MSMS students dominate this year’s Ephemera Prize

Ephemera+Prize+winners+pose+with+awards+at+recognition+ceremony.+From+left+to+right+are+junior+Ava+Noe%2C+senior+Chloe+Dobbins%2C+senior+Makenzie+Brannon+and+senior+Nathane+George.

Nora Courtney

Ephemera Prize winners pose with awards at recognition ceremony. From left to right are junior Ava Noe, senior Chloe Dobbins, senior Makenzie Brannon and senior Nathane George.

Helena Munoz, Staff Writer

Four of the five winning entries in this year’s Ephemera Prize were submmited by MSMS students: junior Ava Noe and seniors Makenzie Brannon, Nathané George and Chloe Dobbins. Junior Maryann Dang also received an honorable mention for her work.

The Ephemera Prize is named in honor of famous writer Eudora and the Mississippi University for Women’s early creative writing journals. Students from across Mississippi are invited to respond to the competition with either a poem, essay or short fiction story. A $200 prize is awarded to the top five entries, which will be later honored at the Eudora Welty Writer’s Symposium. At this event, the winners read their work and go to lunch with symposium authors.

This year’s prompt was “Telling Stories, Charting a Future: ‘Coming to the end of the road… the jumping off place.'” Students were also allowed to respond to Welty’s short story “No Place For You, My Love.” This year the judges were Chantal James and Jacqueline Trimble, who are also featured at this year’s Welty Symposium.

“I read the prompt and I saw it as an easy way to express myself,” Brannon said. “I don’t know I thought it was a pretty open prompt so there was a lot of room for expression.”

Both George and Dang said they initially didn’t submit any of their work to the competition until Thomas Richardson, former creative writing teacher who was in charge of sending out the submissions, reached out to them and asked for their permission to submit their work.

“Richardson emailed me and said that I should submit my college essay, and so I did,” George said. “I know a lot of people didn’t do that, but I just wrote my essay for myself, and then it happened to fit the competition’s prompt.”

“I actually hadn’t read the prompt when I summited it. Richardson reached out to me and asked if he could submit my first submission of creative writing when I was in the class,” Dang said. “I didn’t have much hope for it … and then I won an honorable mention, so that was very surprising to me.”

Brannon said she wrote her poem “The Side of the Road in Columbus, MS” simply because she wanted to share with other people how beautiful the side of the road was.

She also said she has never summited her work but is now inspired to do so.

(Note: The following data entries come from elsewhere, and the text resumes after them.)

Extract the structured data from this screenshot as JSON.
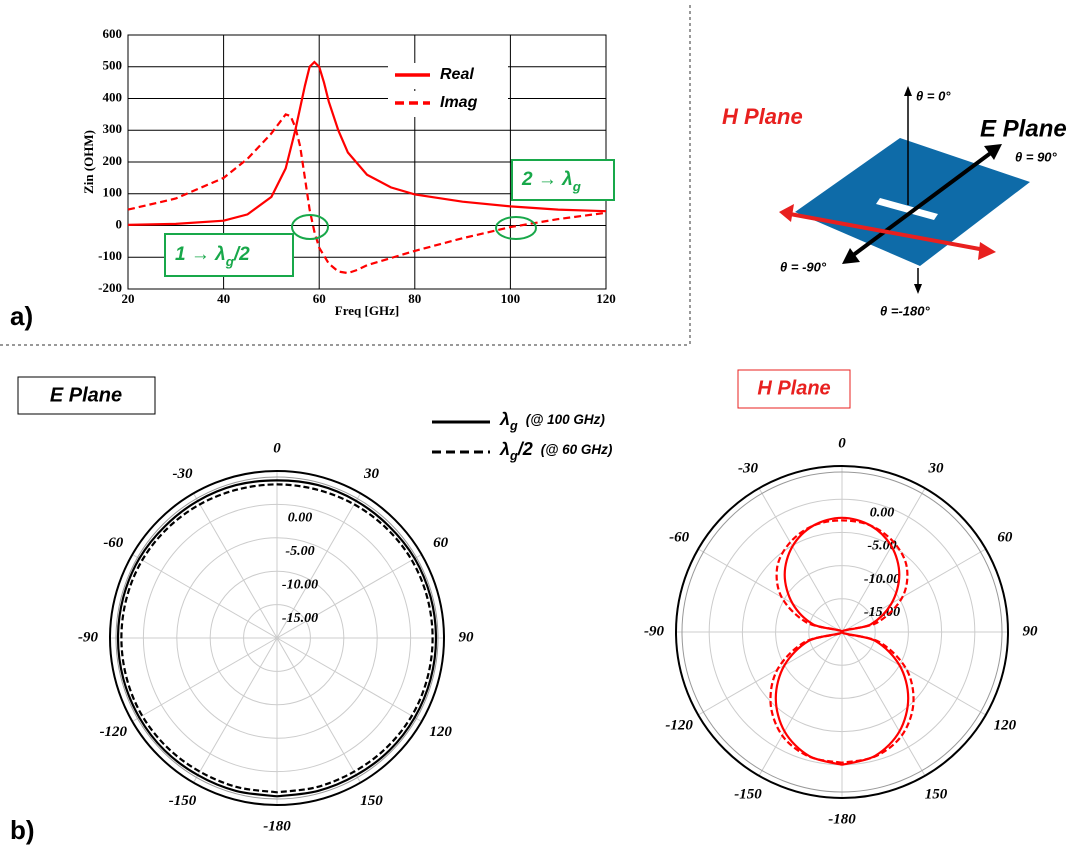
{
  "panels": {
    "a": "a)",
    "b": "b)"
  },
  "diagram": {
    "h_plane": "H Plane",
    "e_plane": "E Plane",
    "theta_top": "θ = 0°",
    "theta_right": "θ = 90°",
    "theta_left": "θ = -90°",
    "theta_bottom": "θ =-180°"
  },
  "chart_data": [
    {
      "type": "line",
      "x_label": "Freq [GHz]",
      "y_label": "Zin (OHM)",
      "xlim": [
        20,
        120
      ],
      "xticks": [
        20,
        40,
        60,
        80,
        100,
        120
      ],
      "ylim": [
        -200,
        600
      ],
      "yticks": [
        -200,
        -100,
        0,
        100,
        200,
        300,
        400,
        500,
        600
      ],
      "grid": true,
      "legend": "top",
      "series": [
        {
          "name": "Real",
          "color": "#ff0000",
          "dash": false,
          "x": [
            20,
            30,
            40,
            45,
            50,
            53,
            55,
            57,
            58,
            59,
            60,
            61,
            62,
            64,
            66,
            70,
            75,
            80,
            90,
            100,
            110,
            120
          ],
          "values": [
            2,
            5,
            15,
            35,
            90,
            180,
            300,
            440,
            500,
            515,
            500,
            450,
            390,
            300,
            230,
            160,
            120,
            98,
            75,
            60,
            50,
            45
          ]
        },
        {
          "name": "Imag",
          "color": "#ff0000",
          "dash": true,
          "x": [
            20,
            30,
            40,
            45,
            50,
            53,
            54,
            55,
            56,
            57,
            58,
            59,
            60,
            62,
            64,
            66,
            68,
            70,
            80,
            90,
            100,
            110,
            120
          ],
          "values": [
            50,
            85,
            150,
            210,
            290,
            350,
            345,
            310,
            250,
            150,
            50,
            -20,
            -70,
            -120,
            -145,
            -150,
            -140,
            -125,
            -80,
            -40,
            -5,
            20,
            40
          ]
        }
      ],
      "annotations": [
        {
          "text": "2 → λ",
          "sub": "g"
        },
        {
          "text": "1 → λ",
          "sub": "g",
          "tail": "/2"
        }
      ]
    },
    {
      "type": "polar",
      "title": "E Plane",
      "color": "#000000",
      "rlim": [
        -20,
        5
      ],
      "rticks": [
        {
          "value": 0,
          "label": "0.00"
        },
        {
          "value": -5,
          "label": "-5.00"
        },
        {
          "value": -10,
          "label": "-10.00"
        },
        {
          "value": -15,
          "label": "-15.00"
        }
      ],
      "thetaticks": [
        0,
        30,
        60,
        90,
        120,
        150,
        -180,
        -150,
        -120,
        -90,
        -60,
        -30
      ],
      "theta": [
        -180,
        -165,
        -150,
        -135,
        -120,
        -105,
        -90,
        -75,
        -60,
        -45,
        -30,
        -15,
        0,
        15,
        30,
        45,
        60,
        75,
        90,
        105,
        120,
        135,
        150,
        165,
        180
      ],
      "series": [
        {
          "name": "λ",
          "name_sub": "g",
          "name_note": "(@ 100 GHz)",
          "dash": false,
          "values": [
            3.7,
            3.7,
            3.7,
            3.8,
            3.8,
            3.8,
            3.8,
            3.8,
            3.8,
            3.7,
            3.7,
            3.7,
            3.6,
            3.7,
            3.7,
            3.7,
            3.8,
            3.8,
            3.8,
            3.8,
            3.8,
            3.8,
            3.7,
            3.7,
            3.7
          ]
        },
        {
          "name": "λ",
          "name_sub": "g",
          "name_tail": "/2",
          "name_note": "(@ 60 GHz)",
          "dash": true,
          "values": [
            3.1,
            3.1,
            3.1,
            3.2,
            3.3,
            3.3,
            3.3,
            3.3,
            3.3,
            3.2,
            3.1,
            3.0,
            3.0,
            3.0,
            3.1,
            3.2,
            3.3,
            3.3,
            3.3,
            3.3,
            3.3,
            3.2,
            3.1,
            3.1,
            3.1
          ]
        }
      ]
    },
    {
      "type": "polar",
      "title": "H Plane",
      "color": "#ff0000",
      "rlim": [
        -20,
        5
      ],
      "rticks": [
        {
          "value": 0,
          "label": "0.00"
        },
        {
          "value": -5,
          "label": "-5.00"
        },
        {
          "value": -10,
          "label": "-10.00"
        },
        {
          "value": -15,
          "label": "-15.00"
        }
      ],
      "thetaticks": [
        0,
        30,
        60,
        90,
        120,
        150,
        -180,
        -150,
        -120,
        -90,
        -60,
        -30
      ],
      "theta": [
        -180,
        -165,
        -150,
        -135,
        -120,
        -105,
        -90,
        -75,
        -60,
        -45,
        -30,
        -15,
        0,
        15,
        30,
        45,
        60,
        75,
        90,
        105,
        120,
        135,
        150,
        165,
        180
      ],
      "series": [
        {
          "dash": false,
          "values": [
            0,
            -0.7,
            -2.7,
            -5.9,
            -10,
            -14.8,
            -20,
            -15.5,
            -11.4,
            -7.8,
            -5.1,
            -3.4,
            -2.8,
            -3.4,
            -5.1,
            -7.8,
            -11.4,
            -15.5,
            -20,
            -14.8,
            -10,
            -5.9,
            -2.7,
            -0.7,
            0
          ]
        },
        {
          "dash": true,
          "values": [
            -0.3,
            -0.6,
            -2.0,
            -4.8,
            -8.8,
            -14.2,
            -20,
            -14.5,
            -9.5,
            -6.2,
            -4.4,
            -3.4,
            -3.2,
            -3.4,
            -4.4,
            -6.2,
            -9.5,
            -14.5,
            -20,
            -14.2,
            -8.8,
            -4.8,
            -2.0,
            -0.6,
            -0.3
          ]
        }
      ]
    }
  ]
}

“I haven’t done any competitions before this, but now I am going to get into it,” Brannon said. “I’ve always written just because I loved reading, and so I was like, I’m going to try writing, and then I just loved it. Writing is just a way to get ideas out of my brain.”

Dang said she wrote her poem “Stir fry of tradition,” thinking about the very strict gender roles women in her culture must endure.

“On a surface level, it’s the narrative of a girl helping her mom cook and having her mom teach her how to cook,” Dang said. “And having the girl get emotional about it because the teaching on how to cook is the tip of an iceberg of a bigger thing over how people in my culture, especially women, are pushed to very strict gender roles in which they women have to cook and clean while the men go out and work. It’s about this girl having this experience with her mother but also having this turmoil inside which she knows she has to conform to in the future.”

George said they ultimately decided to submit their essay “Dirty” to the conquest because they wanted to inspire other people to talk about their struggles in life.

“I submitted the essay because if I won, I want people to be encouraged to write more about the struggles they’ve had in life,” George said. “Because writing like that was very therapeutic, writing about my struggles is a little breath of air, and I want more people to share their stories.”

When asked if he was surprised by the overwhelming domination MSMS students had on this year’s Ephemera Prize, Richardson said surprised was not the right word.

“I don’t think surprised is an accurate description because I know how talented these students are. I think proud is more of an accurate word because I’ve seen how hard these students worked,” Richardson said. “Sometimes we forget people just don’t roll out of bed with talent. It takes practice and a commitment to revision and reimagining. I’m proud of the hard work these students put in.”